I have never tried the humidity suggestion above, but plan to do so. Although my plant is beautiful, I want to see if it can become even better.
I have an area of my yard for growing peonies, and they are popping out of the ground now. Last week, I raked aside the yard debris and the little plants were popping up through the soil. I have found that peonies require little work. Some online advice (https://www.gardenia.net/plant-variety/peonies-all-you-need-to-know) for spring peony care included the following:
•The first step of spring maintenance for peony plants is clearing away any mulch or debris around peony shoots to allow them to soak up much needed sunlight. This is also a great time to weed around peony plants.

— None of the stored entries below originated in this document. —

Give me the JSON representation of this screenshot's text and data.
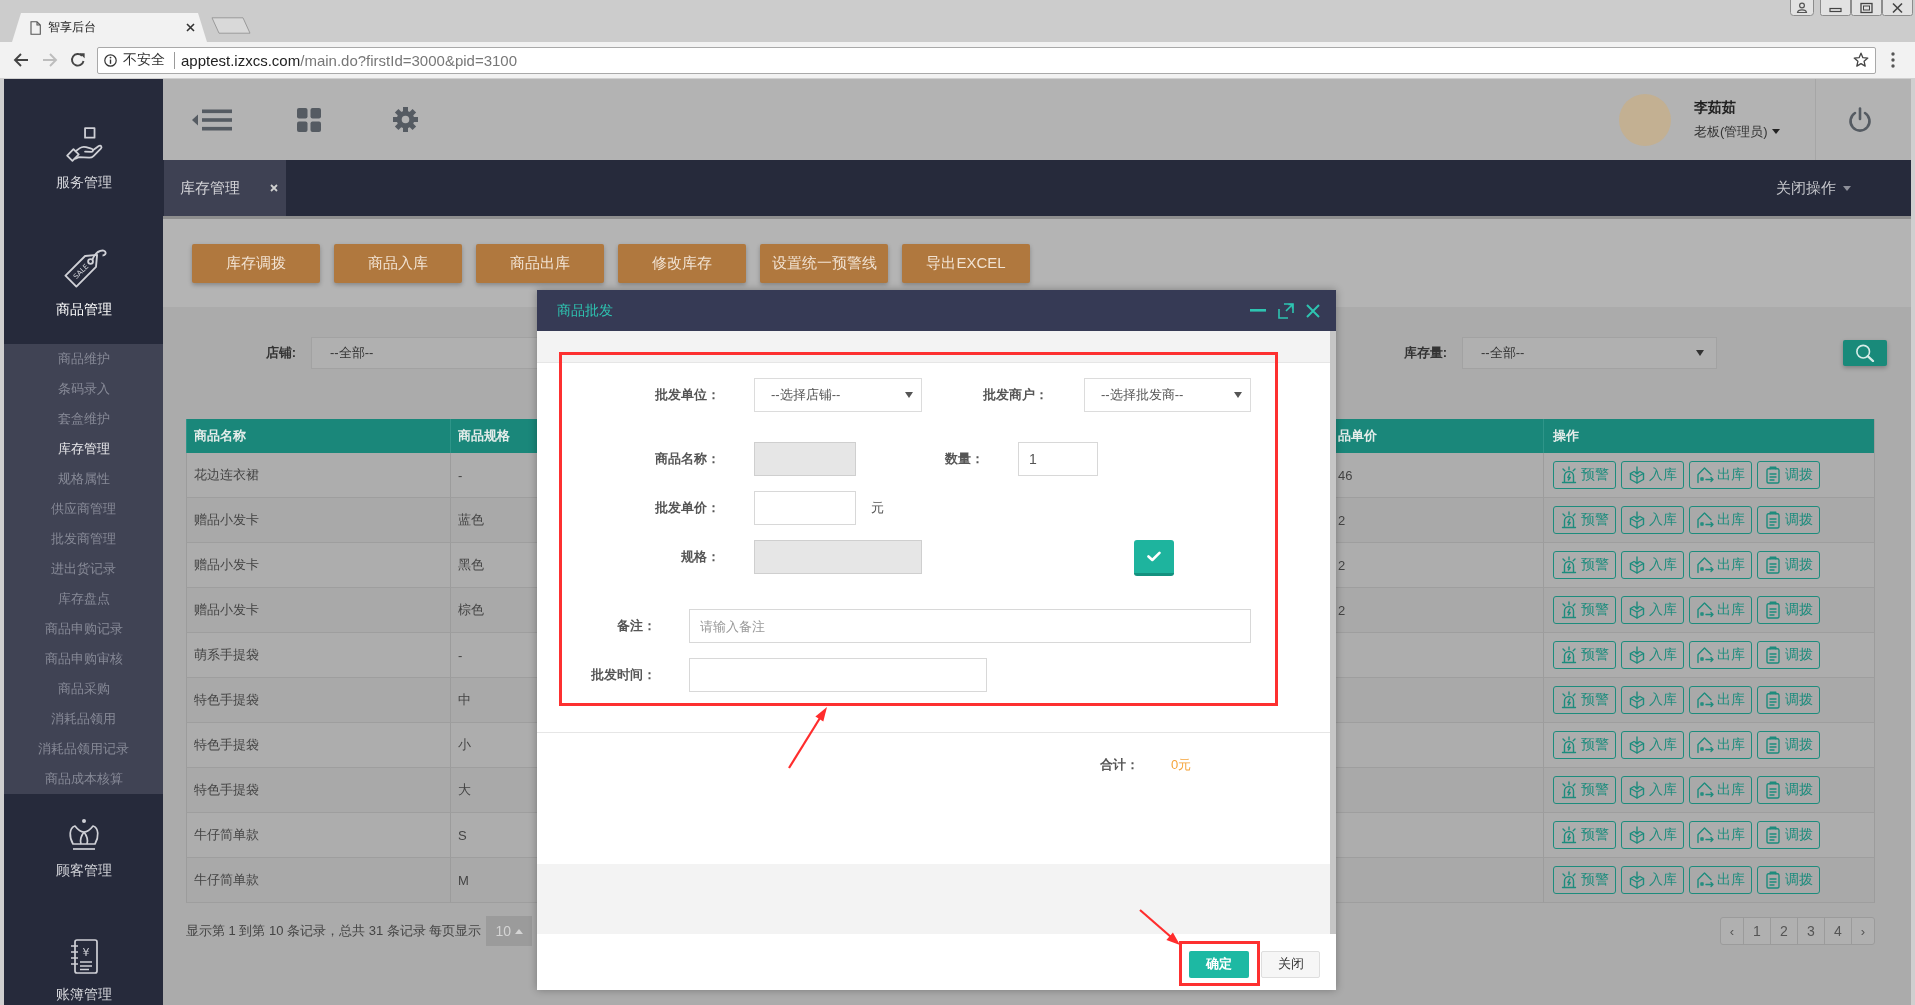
{
  "browser": {
    "tab_title": "智享后台",
    "security_label": "不安全",
    "url_host": "apptest.izxcs.com",
    "url_path": "/main.do?firstId=3000&pid=3100"
  },
  "header": {
    "user_name": "李茹茹",
    "user_role": "老板(管理员)"
  },
  "sidebar": {
    "items": [
      {
        "label": "服务管理",
        "expanded": false
      },
      {
        "label": "商品管理",
        "icon_text": "SALE",
        "expanded": true,
        "children": [
          {
            "label": "商品维护",
            "selected": false
          },
          {
            "label": "条码录入",
            "selected": false
          },
          {
            "label": "套盒维护",
            "selected": false
          },
          {
            "label": "库存管理",
            "selected": true
          },
          {
            "label": "规格属性",
            "selected": false
          },
          {
            "label": "供应商管理",
            "selected": false
          },
          {
            "label": "批发商管理",
            "selected": false
          },
          {
            "label": "进出货记录",
            "selected": false
          },
          {
            "label": "库存盘点",
            "selected": false
          },
          {
            "label": "商品申购记录",
            "selected": false
          },
          {
            "label": "商品申购审核",
            "selected": false
          },
          {
            "label": "商品采购",
            "selected": false
          },
          {
            "label": "消耗品领用",
            "selected": false
          },
          {
            "label": "消耗品领用记录",
            "selected": false
          },
          {
            "label": "商品成本核算",
            "selected": false
          }
        ]
      },
      {
        "label": "顾客管理",
        "expanded": false
      },
      {
        "label": "账簿管理",
        "icon_text": "¥",
        "expanded": false
      }
    ]
  },
  "tabs": [
    {
      "label": "库存管理",
      "selected": true
    }
  ],
  "tab_menu": "关闭操作",
  "toolbar": [
    "库存调拨",
    "商品入库",
    "商品出库",
    "修改库存",
    "设置统一预警线",
    "导出EXCEL"
  ],
  "filters": [
    {
      "label": "店铺:",
      "value": "--全部--"
    },
    {
      "label": "库存量:",
      "value": "--全部--"
    }
  ],
  "table": {
    "columns": [
      "商品名称",
      "商品规格",
      "品单价",
      "操作"
    ],
    "rows": [
      {
        "cells": [
          "花边连衣裙",
          "-",
          "46"
        ],
        "actions": [
          "预警",
          "入库",
          "出库",
          "调拨"
        ]
      },
      {
        "cells": [
          "赠品小发卡",
          "蓝色",
          "2"
        ],
        "actions": [
          "预警",
          "入库",
          "出库",
          "调拨"
        ]
      },
      {
        "cells": [
          "赠品小发卡",
          "黑色",
          "2"
        ],
        "actions": [
          "预警",
          "入库",
          "出库",
          "调拨"
        ]
      },
      {
        "cells": [
          "赠品小发卡",
          "棕色",
          "2"
        ],
        "actions": [
          "预警",
          "入库",
          "出库",
          "调拨"
        ]
      },
      {
        "cells": [
          "萌系手提袋",
          "-"
        ],
        "actions": [
          "预警",
          "入库",
          "出库",
          "调拨"
        ]
      },
      {
        "cells": [
          "特色手提袋",
          "中"
        ],
        "actions": [
          "预警",
          "入库",
          "出库",
          "调拨"
        ]
      },
      {
        "cells": [
          "特色手提袋",
          "小"
        ],
        "actions": [
          "预警",
          "入库",
          "出库",
          "调拨"
        ]
      },
      {
        "cells": [
          "特色手提袋",
          "大"
        ],
        "actions": [
          "预警",
          "入库",
          "出库",
          "调拨"
        ]
      },
      {
        "cells": [
          "牛仔简单款",
          "S"
        ],
        "actions": [
          "预警",
          "入库",
          "出库",
          "调拨"
        ]
      },
      {
        "cells": [
          "牛仔简单款",
          "M"
        ],
        "actions": [
          "预警",
          "入库",
          "出库",
          "调拨"
        ]
      }
    ]
  },
  "pagination": {
    "summary": "显示第 1 到第 10 条记录，总共 31 条记录 每页显示",
    "page_size": "10",
    "pages": [
      "‹",
      "1",
      "2",
      "3",
      "4",
      "›"
    ]
  },
  "dialog": {
    "title": "商品批发",
    "fields": [
      {
        "label": "批发单位：",
        "kind": "select",
        "value": "--选择店铺--"
      },
      {
        "label": "批发商户：",
        "kind": "select",
        "value": "--选择批发商--"
      },
      {
        "label": "商品名称：",
        "kind": "input",
        "disabled": true
      },
      {
        "label": "数量：",
        "kind": "input",
        "disabled": false,
        "value": "1"
      },
      {
        "label": "批发单价：",
        "kind": "input",
        "disabled": false,
        "unit": "元"
      },
      {
        "label": "规格：",
        "kind": "input",
        "disabled": true
      },
      {
        "label": "备注：",
        "kind": "input",
        "disabled": false,
        "placeholder": "请输入备注"
      },
      {
        "label": "批发时间：",
        "kind": "input",
        "disabled": false
      }
    ],
    "total_label": "合计：",
    "total_value": "0元",
    "buttons": [
      {
        "label": "确定",
        "kind": "primary"
      },
      {
        "label": "关闭",
        "kind": "default"
      }
    ]
  }
}
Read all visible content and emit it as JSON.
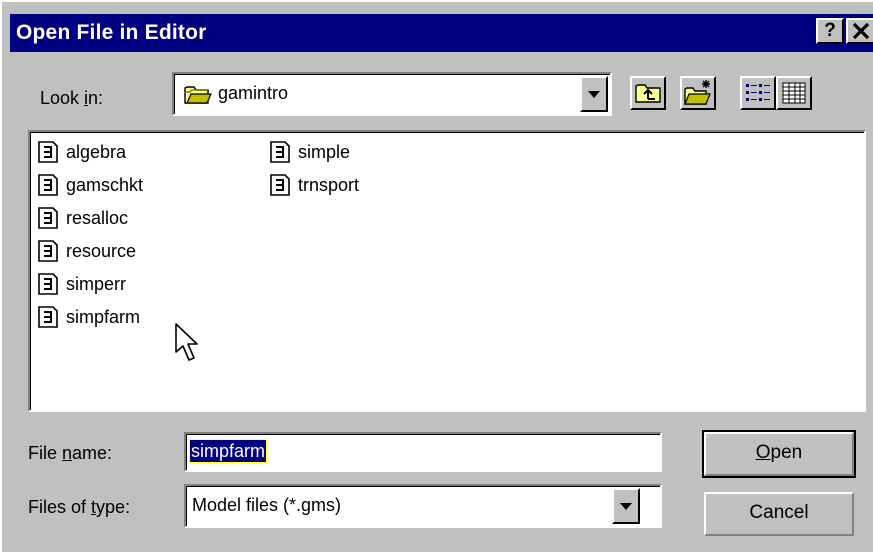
{
  "dialog": {
    "title": "Open File in Editor",
    "help_button": "?",
    "close_button": "✕"
  },
  "look_in": {
    "label_pre": "Look ",
    "label_accel": "i",
    "label_post": "n:",
    "value": "gamintro",
    "icon": "folder-icon"
  },
  "toolbar": {
    "up_one_level": "up-folder-icon",
    "new_folder": "new-folder-icon",
    "list_view": "list-view-icon",
    "details_view": "details-view-icon"
  },
  "files": {
    "column1": [
      "algebra",
      "gamschkt",
      "resalloc",
      "resource",
      "simperr",
      "simpfarm"
    ],
    "column2": [
      "simple",
      "trnsport"
    ]
  },
  "file_name": {
    "label_pre": "File ",
    "label_accel": "n",
    "label_post": "ame:",
    "value": "simpfarm"
  },
  "files_of_type": {
    "label_pre": "Files of ",
    "label_accel": "t",
    "label_post": "ype:",
    "value": "Model files (*.gms)"
  },
  "buttons": {
    "open_accel": "O",
    "open_rest": "pen",
    "cancel": "Cancel"
  },
  "colors": {
    "titlebar": "#000080",
    "face": "#c0c0c0",
    "selection": "#000080"
  }
}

•Staking may be needed as the large flowers arch toward the ground and hard rains force them to the ground.
•Remove spent flowers, cutting to a strong leaf.
The peony produces large, abundant flowers, and their fresh cuttings make beautiful floral arrangements for days.
Author Mike White said, “A flower doesn’t love you or hate you, it just exists” (https://www.brainyquote.com/topics/flower). My great grandmothers, my grandmother, my mom and my mother-in-law all taught me to appreciate flowers. And this week, I am enjoying the existence of my orchid and violet, as well as the progress of my peonies.